La bascule vers des consoles sans fente pour disque n’est plus une hypothèse lointaine. Entre la raréfaction des lecteurs Blu‑ray, la flambée des coûts mémoire/stockage et des signaux clairs côté plateformes, la PS6 et la future Xbox Helix semblent se diriger vers un modèle 100 % numérique.
Le facteur décisif: l’agonie industrielle du Blu‑ray
Au‑delà du débat « physique vs démat’ », un verrou purement matériel s’impose: la chaîne d’approvisionnement des lecteurs optiques s’effondre. D’après Notebookcheck, les expéditions mondiales d’enregistreurs Blu‑ray seraient passées d’environ 6,3 millions d’unités en 2011 à 620 000 en 2025. Des acteurs historiques comme Pioneer ont quitté ce segment, et Sony a fermé ses lignes de production de lecteurs optiques dès 2013. Recréer l’outil industriel pour un composant de moins en moins demandé pèserait lourd sur le budget matériel des machines.

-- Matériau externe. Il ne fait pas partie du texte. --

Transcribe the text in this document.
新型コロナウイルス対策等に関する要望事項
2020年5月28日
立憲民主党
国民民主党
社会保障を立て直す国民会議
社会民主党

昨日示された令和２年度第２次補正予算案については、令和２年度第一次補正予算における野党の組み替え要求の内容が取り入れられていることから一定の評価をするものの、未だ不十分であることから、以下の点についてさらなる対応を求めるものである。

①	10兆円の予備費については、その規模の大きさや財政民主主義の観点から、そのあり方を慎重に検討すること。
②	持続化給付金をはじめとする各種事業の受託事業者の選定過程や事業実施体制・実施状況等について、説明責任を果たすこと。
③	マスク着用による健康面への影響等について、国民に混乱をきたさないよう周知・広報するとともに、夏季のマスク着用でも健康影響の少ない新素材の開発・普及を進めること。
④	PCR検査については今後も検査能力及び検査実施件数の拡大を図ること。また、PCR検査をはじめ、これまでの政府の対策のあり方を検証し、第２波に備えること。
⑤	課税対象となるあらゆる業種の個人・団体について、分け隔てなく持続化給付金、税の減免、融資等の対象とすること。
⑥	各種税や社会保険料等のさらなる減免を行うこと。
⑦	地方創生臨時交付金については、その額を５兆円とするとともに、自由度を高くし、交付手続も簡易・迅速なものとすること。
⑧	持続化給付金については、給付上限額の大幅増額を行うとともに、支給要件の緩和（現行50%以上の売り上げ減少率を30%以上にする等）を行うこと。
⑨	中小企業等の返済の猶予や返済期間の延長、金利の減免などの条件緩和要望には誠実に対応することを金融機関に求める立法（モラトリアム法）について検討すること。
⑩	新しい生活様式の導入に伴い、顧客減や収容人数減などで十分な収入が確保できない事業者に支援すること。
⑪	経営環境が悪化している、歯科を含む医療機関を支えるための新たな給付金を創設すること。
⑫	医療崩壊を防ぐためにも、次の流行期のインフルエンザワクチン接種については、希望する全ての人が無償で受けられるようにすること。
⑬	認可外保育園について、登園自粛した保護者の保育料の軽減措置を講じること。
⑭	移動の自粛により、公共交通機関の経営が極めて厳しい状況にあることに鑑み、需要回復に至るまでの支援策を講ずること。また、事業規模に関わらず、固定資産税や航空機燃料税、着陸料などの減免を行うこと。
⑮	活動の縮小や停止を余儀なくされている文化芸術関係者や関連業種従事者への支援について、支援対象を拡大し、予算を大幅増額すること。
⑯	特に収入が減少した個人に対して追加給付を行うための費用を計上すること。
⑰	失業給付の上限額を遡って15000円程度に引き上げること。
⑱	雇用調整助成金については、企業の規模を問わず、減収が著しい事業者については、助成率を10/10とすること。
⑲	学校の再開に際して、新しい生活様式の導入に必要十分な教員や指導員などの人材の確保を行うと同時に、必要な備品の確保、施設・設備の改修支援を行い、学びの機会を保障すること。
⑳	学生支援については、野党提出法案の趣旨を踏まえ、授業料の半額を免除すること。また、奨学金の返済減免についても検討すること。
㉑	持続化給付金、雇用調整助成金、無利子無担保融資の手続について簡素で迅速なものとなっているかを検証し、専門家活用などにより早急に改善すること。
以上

Or ce budget est déjà sous tension: CPU/GPU haut de gamme, RAM en hausse et SSD rapides renchérissent la note, au point que certains analystes évoquent un ticket de nouvelle génération au‑delà des 1000 dollars. Dans ce contexte, ajouter un lecteur, son châssis et l’intégration associée devient difficile à justifier.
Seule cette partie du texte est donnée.